Sharks as an important conservation tool in South Africa
In South Africa we are incredibly lucky to have a rich diversity of life in our oceans – from the cold-water fishery species on the West Coast (for e.g. the red roman and the west coast rock lobster) to the warm-water coral reefs on on the East Coast. Unfortunately, this marine biodiversity is threatened by a number of human-induced impacts, not the least of which is the fishing industry. However, especially in South Africa, we have limited resources to put towards the management and conservation of our marine world. This is where the concept of ‘umbrella’ or ‘flagship’ species may help.
An umbrella species is one that is chosen to make conservation-related decisions because by protecting this one species, you can indirectly protect many other species that co-occur with it. For example, by protecting the habitat that the Amur tiger in Russia relies upon, you also protect the deer and boar that occur in the same area. The advantage is that you only have to have scientific knowledge on the chosen umbrella species, instead of having to study all the species present. However, the caveat is that the occurrence of your umbrella species needs to be related with the occurrence of the other important species (i.e. where your umbrella species lives, so do the other species you are hoping to inadvertently protect).
On the other side of the coin, a flagship species is one that is culturally important and can be used to raise awareness and funds for conservation efforts – think along the lines of the giant panda (a cute, cuddly animal that the world loves and wants to conserve). A species can potentially serve as both an umbrella and a flagship species, if it is culturally and ecologically relevant.

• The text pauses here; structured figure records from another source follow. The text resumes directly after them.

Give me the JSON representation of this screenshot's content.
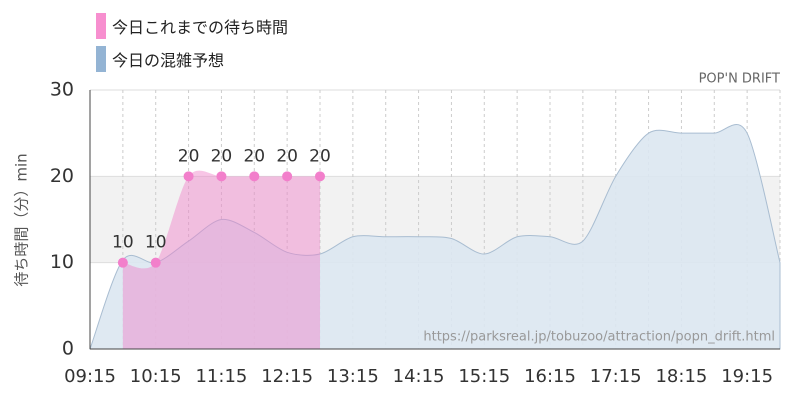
{
  "chart_data": {
    "type": "area",
    "title": "POP'N DRIFT",
    "y_label": "待ち時間（分）min",
    "watermark": "https://parksreal.jp/tobuzoo/attraction/popn_drift.html",
    "x": [
      "09:15",
      "09:45",
      "10:15",
      "10:45",
      "11:15",
      "11:45",
      "12:15",
      "12:45",
      "13:15",
      "13:45",
      "14:15",
      "14:45",
      "15:15",
      "15:45",
      "16:15",
      "16:45",
      "17:15",
      "17:45",
      "18:15",
      "18:45",
      "19:15",
      "19:45"
    ],
    "xlim": [
      "09:15",
      "19:45"
    ],
    "xticks": [
      "09:15",
      "10:15",
      "11:15",
      "12:15",
      "13:15",
      "14:15",
      "15:15",
      "16:15",
      "17:15",
      "18:15",
      "19:15"
    ],
    "ylim": [
      0,
      30
    ],
    "yticks": [
      0,
      10,
      20,
      30
    ],
    "shaded_band": [
      10,
      20
    ],
    "grid": true,
    "series": [
      {
        "name": "今日これまでの待ち時間",
        "color": "#f78fcf",
        "values": [
          null,
          10,
          10,
          20,
          20,
          20,
          20,
          20,
          null,
          null,
          null,
          null,
          null,
          null,
          null,
          null,
          null,
          null,
          null,
          null,
          null,
          null
        ],
        "value_labels": [
          null,
          "10",
          "10",
          "20",
          "20",
          "20",
          "20",
          "20",
          null,
          null,
          null,
          null,
          null,
          null,
          null,
          null,
          null,
          null,
          null,
          null,
          null,
          null
        ]
      },
      {
        "name": "今日の混雑予想",
        "color": "#94b4d4",
        "values": [
          0,
          10.3,
          10,
          12.5,
          15,
          13.5,
          11.2,
          11,
          13,
          13,
          13,
          12.8,
          11,
          13,
          13,
          12.5,
          20,
          25,
          25,
          25,
          25,
          10
        ]
      }
    ]
  }
}
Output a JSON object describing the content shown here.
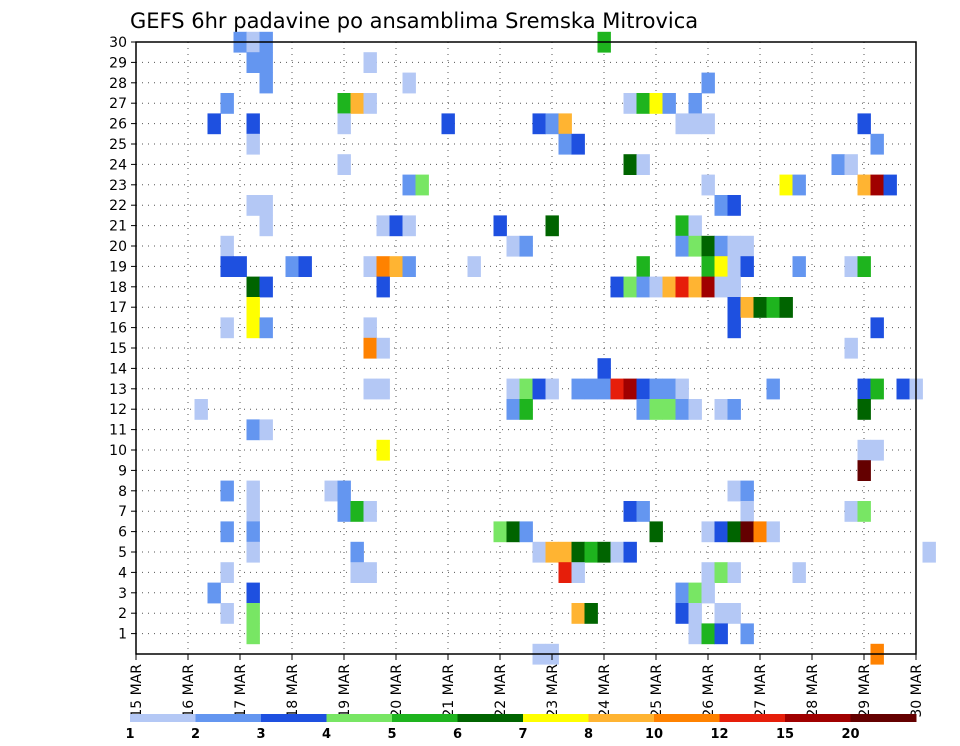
{
  "chart_data": {
    "type": "heatmap",
    "title": "GEFS 6hr padavine po ansamblima Sremska Mitrovica",
    "x_tick_labels": [
      "15 MAR",
      "16 MAR",
      "17 MAR",
      "18 MAR",
      "19 MAR",
      "20 MAR",
      "21 MAR",
      "22 MAR",
      "23 MAR",
      "24 MAR",
      "25 MAR",
      "26 MAR",
      "27 MAR",
      "28 MAR",
      "29 MAR",
      "30 MAR"
    ],
    "y_tick_labels": [
      "1",
      "2",
      "3",
      "4",
      "5",
      "6",
      "7",
      "8",
      "9",
      "10",
      "11",
      "12",
      "13",
      "14",
      "15",
      "16",
      "17",
      "18",
      "19",
      "20",
      "21",
      "22",
      "23",
      "24",
      "25",
      "26",
      "27",
      "28",
      "29",
      "30"
    ],
    "xlim_days": [
      0,
      15
    ],
    "ylim_members": [
      0,
      30
    ],
    "grid": true,
    "colorbar": {
      "labels": [
        "1",
        "2",
        "3",
        "4",
        "5",
        "6",
        "7",
        "8",
        "10",
        "12",
        "15",
        "20"
      ],
      "colors": [
        "#b4c8f5",
        "#6496f0",
        "#1e50e0",
        "#78e664",
        "#1eb41e",
        "#006400",
        "#ffff00",
        "#ffb432",
        "#ff8200",
        "#e61e0a",
        "#a00000",
        "#640000"
      ]
    },
    "cells": [
      [
        2.0,
        30,
        2
      ],
      [
        2.25,
        30,
        1
      ],
      [
        2.5,
        30,
        2
      ],
      [
        9.0,
        30,
        5
      ],
      [
        2.25,
        29,
        2
      ],
      [
        2.5,
        29,
        2
      ],
      [
        4.5,
        29,
        1
      ],
      [
        2.5,
        28,
        2
      ],
      [
        5.25,
        28,
        1
      ],
      [
        11.0,
        28,
        2
      ],
      [
        1.75,
        27,
        2
      ],
      [
        4.0,
        27,
        5
      ],
      [
        4.25,
        27,
        8
      ],
      [
        4.5,
        27,
        1
      ],
      [
        9.5,
        27,
        1
      ],
      [
        9.75,
        27,
        5
      ],
      [
        10.0,
        27,
        7
      ],
      [
        10.25,
        27,
        2
      ],
      [
        10.75,
        27,
        2
      ],
      [
        1.5,
        26,
        3
      ],
      [
        2.25,
        26,
        3
      ],
      [
        4.0,
        26,
        1
      ],
      [
        6.0,
        26,
        3
      ],
      [
        7.75,
        26,
        3
      ],
      [
        8.0,
        26,
        2
      ],
      [
        8.25,
        26,
        8
      ],
      [
        10.5,
        26,
        1
      ],
      [
        10.75,
        26,
        1
      ],
      [
        11.0,
        26,
        1
      ],
      [
        14.0,
        26,
        3
      ],
      [
        2.25,
        25,
        1
      ],
      [
        8.25,
        25,
        2
      ],
      [
        8.5,
        25,
        3
      ],
      [
        14.25,
        25,
        2
      ],
      [
        4.0,
        24,
        1
      ],
      [
        9.5,
        24,
        6
      ],
      [
        9.75,
        24,
        1
      ],
      [
        13.5,
        24,
        2
      ],
      [
        13.75,
        24,
        1
      ],
      [
        5.25,
        23,
        2
      ],
      [
        5.5,
        23,
        4
      ],
      [
        11.0,
        23,
        1
      ],
      [
        12.5,
        23,
        7
      ],
      [
        12.75,
        23,
        2
      ],
      [
        14.0,
        23,
        8
      ],
      [
        14.25,
        23,
        11
      ],
      [
        14.5,
        23,
        3
      ],
      [
        2.25,
        22,
        1
      ],
      [
        2.5,
        22,
        1
      ],
      [
        11.25,
        22,
        2
      ],
      [
        11.5,
        22,
        3
      ],
      [
        2.5,
        21,
        1
      ],
      [
        7.0,
        21,
        3
      ],
      [
        8.0,
        21,
        6
      ],
      [
        10.5,
        21,
        5
      ],
      [
        10.75,
        21,
        1
      ],
      [
        4.75,
        21,
        1
      ],
      [
        5.0,
        21,
        3
      ],
      [
        5.25,
        21,
        1
      ],
      [
        1.75,
        20,
        1
      ],
      [
        7.25,
        20,
        1
      ],
      [
        7.5,
        20,
        2
      ],
      [
        10.5,
        20,
        2
      ],
      [
        10.75,
        20,
        4
      ],
      [
        11.0,
        20,
        6
      ],
      [
        11.25,
        20,
        2
      ],
      [
        11.5,
        20,
        1
      ],
      [
        11.75,
        20,
        1
      ],
      [
        1.75,
        19,
        3
      ],
      [
        2.0,
        19,
        3
      ],
      [
        3.0,
        19,
        2
      ],
      [
        3.25,
        19,
        3
      ],
      [
        4.5,
        19,
        1
      ],
      [
        4.75,
        19,
        9
      ],
      [
        5.0,
        19,
        8
      ],
      [
        5.25,
        19,
        2
      ],
      [
        6.5,
        19,
        1
      ],
      [
        9.75,
        19,
        5
      ],
      [
        11.0,
        19,
        5
      ],
      [
        11.25,
        19,
        7
      ],
      [
        11.5,
        19,
        1
      ],
      [
        11.75,
        19,
        3
      ],
      [
        12.75,
        19,
        2
      ],
      [
        13.75,
        19,
        1
      ],
      [
        14.0,
        19,
        5
      ],
      [
        2.25,
        18,
        6
      ],
      [
        2.5,
        18,
        3
      ],
      [
        4.75,
        18,
        3
      ],
      [
        9.25,
        18,
        3
      ],
      [
        9.5,
        18,
        4
      ],
      [
        9.75,
        18,
        2
      ],
      [
        10.0,
        18,
        1
      ],
      [
        10.25,
        18,
        8
      ],
      [
        10.5,
        18,
        10
      ],
      [
        10.75,
        18,
        8
      ],
      [
        11.0,
        18,
        11
      ],
      [
        11.25,
        18,
        1
      ],
      [
        11.5,
        18,
        1
      ],
      [
        2.25,
        17,
        7
      ],
      [
        11.5,
        17,
        3
      ],
      [
        11.75,
        17,
        8
      ],
      [
        12.0,
        17,
        6
      ],
      [
        12.25,
        17,
        5
      ],
      [
        12.5,
        17,
        6
      ],
      [
        1.75,
        16,
        1
      ],
      [
        2.25,
        16,
        7
      ],
      [
        2.5,
        16,
        2
      ],
      [
        4.5,
        16,
        1
      ],
      [
        11.5,
        16,
        3
      ],
      [
        14.25,
        16,
        3
      ],
      [
        4.5,
        15,
        9
      ],
      [
        4.75,
        15,
        1
      ],
      [
        13.75,
        15,
        1
      ],
      [
        9.0,
        14,
        3
      ],
      [
        4.5,
        13,
        1
      ],
      [
        4.75,
        13,
        1
      ],
      [
        7.25,
        13,
        1
      ],
      [
        7.5,
        13,
        4
      ],
      [
        7.75,
        13,
        3
      ],
      [
        8.0,
        13,
        1
      ],
      [
        8.5,
        13,
        2
      ],
      [
        8.75,
        13,
        2
      ],
      [
        9.0,
        13,
        2
      ],
      [
        9.25,
        13,
        10
      ],
      [
        9.5,
        13,
        11
      ],
      [
        9.75,
        13,
        3
      ],
      [
        10.0,
        13,
        2
      ],
      [
        10.25,
        13,
        2
      ],
      [
        10.5,
        13,
        1
      ],
      [
        12.25,
        13,
        2
      ],
      [
        14.0,
        13,
        3
      ],
      [
        14.25,
        13,
        5
      ],
      [
        14.75,
        13,
        3
      ],
      [
        15.0,
        13,
        1
      ],
      [
        1.25,
        12,
        1
      ],
      [
        7.25,
        12,
        2
      ],
      [
        7.5,
        12,
        5
      ],
      [
        9.75,
        12,
        2
      ],
      [
        10.0,
        12,
        4
      ],
      [
        10.25,
        12,
        4
      ],
      [
        10.5,
        12,
        2
      ],
      [
        10.75,
        12,
        1
      ],
      [
        11.25,
        12,
        1
      ],
      [
        11.5,
        12,
        2
      ],
      [
        14.0,
        12,
        6
      ],
      [
        2.25,
        11,
        2
      ],
      [
        2.5,
        11,
        1
      ],
      [
        4.75,
        10,
        7
      ],
      [
        14.0,
        10,
        1
      ],
      [
        14.25,
        10,
        1
      ],
      [
        14.0,
        9,
        12
      ],
      [
        1.75,
        8,
        2
      ],
      [
        2.25,
        8,
        1
      ],
      [
        3.75,
        8,
        1
      ],
      [
        4.0,
        8,
        2
      ],
      [
        11.5,
        8,
        1
      ],
      [
        11.75,
        8,
        2
      ],
      [
        2.25,
        7,
        1
      ],
      [
        4.0,
        7,
        2
      ],
      [
        4.25,
        7,
        5
      ],
      [
        4.5,
        7,
        1
      ],
      [
        9.5,
        7,
        3
      ],
      [
        9.75,
        7,
        2
      ],
      [
        11.75,
        7,
        1
      ],
      [
        13.75,
        7,
        1
      ],
      [
        14.0,
        7,
        4
      ],
      [
        1.75,
        6,
        2
      ],
      [
        2.25,
        6,
        2
      ],
      [
        7.0,
        6,
        4
      ],
      [
        7.25,
        6,
        6
      ],
      [
        7.5,
        6,
        2
      ],
      [
        10.0,
        6,
        6
      ],
      [
        11.0,
        6,
        1
      ],
      [
        11.25,
        6,
        3
      ],
      [
        11.5,
        6,
        6
      ],
      [
        11.75,
        6,
        12
      ],
      [
        12.0,
        6,
        9
      ],
      [
        12.25,
        6,
        1
      ],
      [
        2.25,
        5,
        1
      ],
      [
        4.25,
        5,
        2
      ],
      [
        7.75,
        5,
        1
      ],
      [
        8.0,
        5,
        8
      ],
      [
        8.25,
        5,
        8
      ],
      [
        8.5,
        5,
        6
      ],
      [
        8.75,
        5,
        5
      ],
      [
        9.0,
        5,
        6
      ],
      [
        9.25,
        5,
        1
      ],
      [
        9.5,
        5,
        3
      ],
      [
        15.25,
        5,
        1
      ],
      [
        1.75,
        4,
        1
      ],
      [
        4.25,
        4,
        1
      ],
      [
        4.5,
        4,
        1
      ],
      [
        8.25,
        4,
        10
      ],
      [
        8.5,
        4,
        1
      ],
      [
        11.0,
        4,
        1
      ],
      [
        11.25,
        4,
        4
      ],
      [
        11.5,
        4,
        1
      ],
      [
        12.75,
        4,
        1
      ],
      [
        1.5,
        3,
        2
      ],
      [
        2.25,
        3,
        3
      ],
      [
        10.5,
        3,
        2
      ],
      [
        10.75,
        3,
        4
      ],
      [
        11.0,
        3,
        1
      ],
      [
        1.75,
        2,
        1
      ],
      [
        2.25,
        2,
        4
      ],
      [
        8.5,
        2,
        8
      ],
      [
        8.75,
        2,
        6
      ],
      [
        10.5,
        2,
        3
      ],
      [
        10.75,
        2,
        1
      ],
      [
        11.25,
        2,
        1
      ],
      [
        11.5,
        2,
        1
      ],
      [
        2.25,
        1,
        4
      ],
      [
        10.75,
        1,
        1
      ],
      [
        11.0,
        1,
        5
      ],
      [
        11.25,
        1,
        3
      ],
      [
        11.75,
        1,
        2
      ],
      [
        7.75,
        0,
        1
      ],
      [
        8.0,
        0,
        1
      ],
      [
        14.25,
        0,
        9
      ]
    ]
  }
}
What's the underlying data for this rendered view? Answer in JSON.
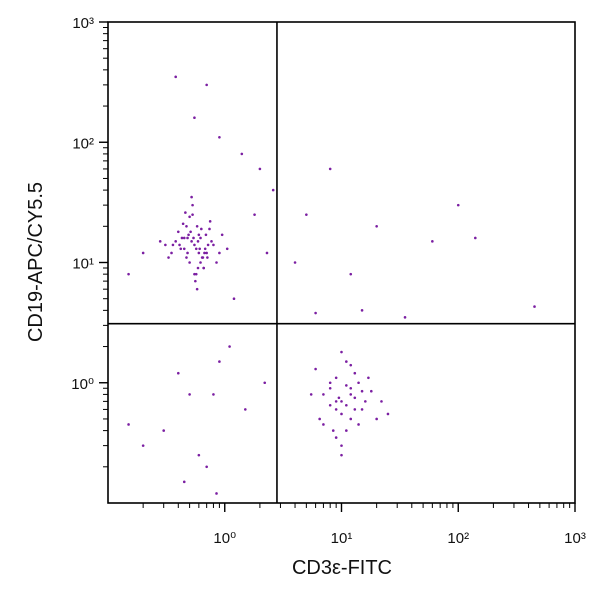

Enter the chondrichthyans of South Africa – our sharks, rays and skates. These are charismatic species (for e.g. the infamous great white shark) and they are abundant across our coastline. If we could show that these chondrichthyans often occur with other species of conservation importance, then we have a winner! An umbrella – flagship species complex to assist in the conservation of our entire South African marine realm!
A new study by Geoffrey Osgood and co-authors sought to do exactly this. They used underwater video footage that they collected in two marine protected areas around Hermanus and Betty’s Bay to see if chondricthyan species commonly occurred with other important species (specifically fish and crustaceans that are commonly caught by commercial and recreational fisheries).
They encountered a total of 18 chondrichthyan species, ranging from small catsharks (e.g. the puffadder shyshark), to large sharks (e.g. bronze whalers and gully sharks), and even some ray species (e.g. the short-tail stingray). They found that, specifically for the catsharks and large sharks, if the abundance of these species increased, then so did the abundance of other important fish and crustacean species. Two species stood out remarkably, the dark shyshark and the broadnose sevengill shark, as they showed the strongest relationships with other fish and crustaceans. Additionally, the puffadder shyshark was connected to the highest number of other species, also highlighting its importance.
This research showed that chondrichthyans, especially the dark and puffadder shysharks and the broadnose sevengill shark, show strong potential as an umbrella species-complex in South Africa. That means, if we protect the habitat that these species rely upon, then we are likely to provide protection for a host of other important marine species, and we can use this information to concentrate our limited resources for conservation efforts.
Reference: Osgood, G. J., McCord, M. E., & Baum, J. K. (2020). Chondrichthyans as an umbrella species-complex for conserving South African biodiversity. African Journal of Marine Science, 42(1), 81-93.